Asset Management

What's New In Investments, Funds – MSCI, Venture-Backed Company Indices, Manulife

Editorial Staff 28 April 2025

What's New In Investments, Funds – MSCI, Venture-Backed Company Indices, Manulife

The latest news in investment offerings, financial products and other services relevant to wealth advisors and their clients.

MSCI
MSCI has rolled out indices to track venture-backed companies, another way of measuring performance of unquoted companies – an area of growing investor interest from wealth managers.

The organisation has launched two MSCI All Country Venture-Backed Private Company Indexes.

The performance of private companies is tracked by secondary market transaction data, MSCI said in a statement yesterday. 

MSCI is plugging into a broad trend of more firms staying private rather than listing on the stock market. On the demand side, investors have become more interested in private companies because of their perceived superior yields over a cycle to compensate for less liquidity. Such qualities became more attractive after the 2008 financial crash when interest rates were slashed to almost zero in most countries, blunting the appeal of listed stocks and bonds.

The number of US publicly listed firms in the US fell by almost half between 1996 and 2022, MSCI said, citing data from the World Bank. The number of venture-backed firms worth $1 billion or more has also grown more than tenfold in the past decade (source: CB Insights).

“With growing investor interest in private markets, high-quality data and consistent, independent performance measurement of private companies and funds alike are crucial for the entire investment ecosystem,” Jana Haines, head of index at MSCI, said. 

Expansion of unquoted companies as a share of the total has prompted MSCI to develop the MSCI All Country Venture-Backed Private Company Top 20 Equal Weighted Index and the MSCI All Country Venture-Backed Private Company Top 20 Equal Weighted Vintage Index.

The blending of private and public market investments is part of a “total portfolio approach” that MSCI recently set out in a white paper, Total Portfolio Allocation For Modern Wealth: A holistic public-private asset allocation framework for managing concentration risk and uncertainty in expected returns.

In July last year, MSCI launched MSCI Private Capital Indexes.

Considering how inclusion in an MSCI index, such as the flagship World and Emerging Market indices, can have a material impact on share prices and asset allocations, the move into the private markets area is significant. Just as ESG investing has spawned a raft of new indices, now it’s the turn of private markets.
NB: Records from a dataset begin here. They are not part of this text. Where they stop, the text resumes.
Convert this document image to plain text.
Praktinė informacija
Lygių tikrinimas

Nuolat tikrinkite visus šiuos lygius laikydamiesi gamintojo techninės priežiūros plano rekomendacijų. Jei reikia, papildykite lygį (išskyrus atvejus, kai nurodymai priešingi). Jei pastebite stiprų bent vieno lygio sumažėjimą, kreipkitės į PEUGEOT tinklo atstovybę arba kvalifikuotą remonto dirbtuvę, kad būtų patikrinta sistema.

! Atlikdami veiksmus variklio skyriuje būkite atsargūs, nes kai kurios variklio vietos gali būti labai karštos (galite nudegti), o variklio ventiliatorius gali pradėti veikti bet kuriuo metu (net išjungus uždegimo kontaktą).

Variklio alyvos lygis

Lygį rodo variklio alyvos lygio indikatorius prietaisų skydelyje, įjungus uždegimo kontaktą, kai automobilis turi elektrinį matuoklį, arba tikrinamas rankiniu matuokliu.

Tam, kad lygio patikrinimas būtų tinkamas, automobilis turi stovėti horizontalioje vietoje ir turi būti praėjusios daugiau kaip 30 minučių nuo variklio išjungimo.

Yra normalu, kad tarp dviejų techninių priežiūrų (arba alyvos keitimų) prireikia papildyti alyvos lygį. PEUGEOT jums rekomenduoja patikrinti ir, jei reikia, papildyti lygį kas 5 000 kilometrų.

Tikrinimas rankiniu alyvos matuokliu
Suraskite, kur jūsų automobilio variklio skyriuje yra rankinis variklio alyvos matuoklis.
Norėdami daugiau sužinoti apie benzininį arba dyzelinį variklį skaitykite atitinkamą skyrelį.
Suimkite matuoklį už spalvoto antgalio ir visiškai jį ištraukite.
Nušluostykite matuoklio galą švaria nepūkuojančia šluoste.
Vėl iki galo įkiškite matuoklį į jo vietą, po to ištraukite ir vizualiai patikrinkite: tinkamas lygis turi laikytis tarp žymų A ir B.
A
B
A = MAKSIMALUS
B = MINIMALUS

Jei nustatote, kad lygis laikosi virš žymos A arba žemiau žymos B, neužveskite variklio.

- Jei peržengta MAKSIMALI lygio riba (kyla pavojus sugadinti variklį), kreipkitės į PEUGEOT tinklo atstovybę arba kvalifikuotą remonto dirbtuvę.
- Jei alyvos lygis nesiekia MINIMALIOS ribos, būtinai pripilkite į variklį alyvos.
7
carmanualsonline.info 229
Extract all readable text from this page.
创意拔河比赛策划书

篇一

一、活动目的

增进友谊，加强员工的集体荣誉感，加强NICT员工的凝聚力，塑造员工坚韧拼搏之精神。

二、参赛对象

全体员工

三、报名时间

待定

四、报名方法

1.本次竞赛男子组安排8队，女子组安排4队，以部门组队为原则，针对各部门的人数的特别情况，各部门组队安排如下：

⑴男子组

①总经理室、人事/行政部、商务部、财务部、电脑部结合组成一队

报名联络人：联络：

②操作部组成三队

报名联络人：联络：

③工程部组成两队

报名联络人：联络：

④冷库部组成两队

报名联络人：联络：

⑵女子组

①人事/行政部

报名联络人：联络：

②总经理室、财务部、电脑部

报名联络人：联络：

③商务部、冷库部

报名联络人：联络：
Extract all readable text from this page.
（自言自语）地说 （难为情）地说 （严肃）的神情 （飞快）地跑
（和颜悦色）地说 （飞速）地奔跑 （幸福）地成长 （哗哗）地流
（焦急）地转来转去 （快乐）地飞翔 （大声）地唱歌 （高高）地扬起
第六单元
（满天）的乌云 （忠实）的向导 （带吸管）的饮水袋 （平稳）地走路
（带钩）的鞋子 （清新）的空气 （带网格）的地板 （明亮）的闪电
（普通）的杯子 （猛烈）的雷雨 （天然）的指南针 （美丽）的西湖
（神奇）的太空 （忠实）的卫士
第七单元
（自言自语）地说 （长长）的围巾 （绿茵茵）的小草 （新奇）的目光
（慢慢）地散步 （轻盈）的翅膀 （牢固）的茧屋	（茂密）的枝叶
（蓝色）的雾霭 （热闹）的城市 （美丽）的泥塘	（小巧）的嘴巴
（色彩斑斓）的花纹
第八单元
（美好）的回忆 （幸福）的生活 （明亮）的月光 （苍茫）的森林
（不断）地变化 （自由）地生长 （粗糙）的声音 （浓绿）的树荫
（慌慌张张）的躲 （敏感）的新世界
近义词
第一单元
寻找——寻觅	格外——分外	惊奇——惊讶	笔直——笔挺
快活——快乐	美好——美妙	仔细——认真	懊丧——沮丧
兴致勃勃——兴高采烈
As soon as new indices spring up, they can then be used as building blocks for entities such as exchange-traded funds.

Manulife
Manulife Singapore and Manulife Investments have enhanced Manulife iFUNDS. The entities say it is the first integrated digital wealth platform in Singapore to provide Manulife financial consultants with a consolidated view of their customers’ Unit Trust and Investment-Linked Plan (ILP) holdings.

These changes enable united trust transactions directly within Manulife iFUNDS, streamlining wealth management services and enhancing efficiency, Manulife said in a statement. 

Launched in 2018, Manulife iFUNDS offers digital investment tools and insights. 

The iFUNDS platform removes the need for financial consultants to toggle between multiple platforms, Manulife said. 

"Digital solutions are essential to providing timely investment insights to financial consultants, equipping them to deliver superior customer experiences tailored to client preferences,” Hui-Jian Koh, CEO, Singapore, Manulife Investments, said.